Talk about the economy and eyes can glaze over. There are numbers and statistics and projections and data points and bar charts… it’s all very academic. Except that it isn’t. The Ivory Tower connects, this morning, with the human side of the Granholm – Cherry economy.
The faces of that economy? A mom and a dad and their little girl, evicted for the first time in their lives after losing a job and struggling just to find a homeless shelter with an open bed. And tragically, they’re hardly alone.
On Tuesday, people calling the Royal Oak offices of the South Oakland Shelter (SOS) were told there was one opening in the program, which has 30 beds in sites hosted by local congregations. Nine people, some trying to find space for their children and spouses as well, applied for it.
In September, shelter personnel fielded 848 requests for a space in the 90-day program; 31 got in. Nearly half of SOS’s clients are homeless for the first time, said Kevin Roach, executive director.
The strain on the shelter system spills onto all social services, hammered by falling fortunes in metro Detroit.
Gleaners Community Food Bank, which supplies 400 soup kitchens, shelters and neighborhood food programs is getting requests for 20% to 50% more food from many suburban clients, spokeswoman Anne Weekley said.
In the last three months of 2007, they delivered 7 million pounds of food. This year, in the final quarter, they anticipate delivering 9 million.

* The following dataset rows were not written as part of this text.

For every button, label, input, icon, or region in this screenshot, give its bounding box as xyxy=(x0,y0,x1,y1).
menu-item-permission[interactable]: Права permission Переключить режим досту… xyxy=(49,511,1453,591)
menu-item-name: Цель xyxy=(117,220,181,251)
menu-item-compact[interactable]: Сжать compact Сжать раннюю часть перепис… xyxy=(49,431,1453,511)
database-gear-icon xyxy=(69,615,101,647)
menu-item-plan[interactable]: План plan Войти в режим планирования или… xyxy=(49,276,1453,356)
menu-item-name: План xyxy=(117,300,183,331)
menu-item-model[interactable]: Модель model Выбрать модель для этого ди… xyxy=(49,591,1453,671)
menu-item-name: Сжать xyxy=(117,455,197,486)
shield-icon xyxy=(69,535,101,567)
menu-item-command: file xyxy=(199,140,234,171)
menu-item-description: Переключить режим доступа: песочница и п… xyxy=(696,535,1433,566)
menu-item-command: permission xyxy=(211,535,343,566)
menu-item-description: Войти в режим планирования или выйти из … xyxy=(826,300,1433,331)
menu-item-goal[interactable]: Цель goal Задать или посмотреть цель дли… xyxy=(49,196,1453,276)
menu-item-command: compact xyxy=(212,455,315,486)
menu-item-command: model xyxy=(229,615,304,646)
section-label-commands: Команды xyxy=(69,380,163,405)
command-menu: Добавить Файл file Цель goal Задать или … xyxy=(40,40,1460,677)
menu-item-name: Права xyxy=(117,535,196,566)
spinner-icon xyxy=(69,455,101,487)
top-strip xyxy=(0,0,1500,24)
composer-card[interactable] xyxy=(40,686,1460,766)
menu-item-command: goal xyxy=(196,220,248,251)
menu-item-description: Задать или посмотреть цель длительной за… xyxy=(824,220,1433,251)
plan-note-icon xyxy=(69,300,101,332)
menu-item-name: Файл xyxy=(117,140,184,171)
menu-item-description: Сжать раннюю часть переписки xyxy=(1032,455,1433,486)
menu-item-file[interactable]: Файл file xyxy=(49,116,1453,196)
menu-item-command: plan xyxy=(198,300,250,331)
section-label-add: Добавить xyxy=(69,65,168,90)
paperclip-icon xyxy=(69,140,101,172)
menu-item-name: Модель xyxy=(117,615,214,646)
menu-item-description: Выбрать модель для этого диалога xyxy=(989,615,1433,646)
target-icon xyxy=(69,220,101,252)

If you can read the story surrounding the statistics and look at the pictures of a little girl and an eleven year old boy and their families, forced into homeless shelters, without getting at least a little bit choked up, you aren’t looking hard enough.
All of the abstracts sort of disappear when you put faces to the numbers. This is one of the reasons each of us are involved in politics. These kids are why we’re on blogs at unholy hours of the morning and night, why we argue with our friends and relatives, why we get so worked up come election time. At the risk of stealing this week’s most popular cliché… “elections have consequences.”

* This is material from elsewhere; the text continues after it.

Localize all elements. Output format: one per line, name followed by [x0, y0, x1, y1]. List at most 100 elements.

Six years of Democratic leadership in the state of Michigan has led to skyrocketing unemployment, devastating foreclosures and families forced into the streets. That’s the consequence of 2002. The consequence of 2004, 2006 and 2008. And a consequence we’re going to continue to face for the next couple of years.
I’m as human as the next guy. I understand the desire in the back of all of our minds to point a finger and to say “I told you so” and to simply let the chips fall where they may. I think it was HL Menken who said that “democracy is the theory that the people know what they want and deserve to get it, good and hard.”
And when you’re talking about the plural, big picture, faceless concept of “people,” there’s something to that. But when you’re talking about three year olds living on the streets? And yet, here we are. Elections have consequences.
The Associated Press reports this morning, “Failure of auto industry could set off catastrophe.”
Advocates for the nation’s automakers are warning that the collapse of the Big Three — or even just General Motors — could set off a catastrophic chain reaction in the economy, eliminating up to 3 million jobs and depriving governments of more than $150 billion in tax revenue.
Elections have consequences. And an emboldened Democratic party in Washington DC? Those consequences could be particularly troubling for Michigan. This state gained two members of the Dem majority last week Tuesday but somehow we’ve lost clout at the Capital. According to the Detroit News, Michigan Rep. John Dingell could very well be stripped of his long-time leadership role on the House Energy and Commerce Committee.
A California Democrat wants his job and Nancy Pelosi seems inclined to help him take it. Tighter regulation of the Big 3 are expected to follow. Michigan jobs will be lost but national Democrats seem to have given up on Michigan anyways. The cycle continues.
Because elections have consequences. 720 days until the next one. If those aren’t reasons enough to get off your backside THIS WEEKEND to do something, anything to make a difference, well, I’m afraid we’ll all get what’s coming to you.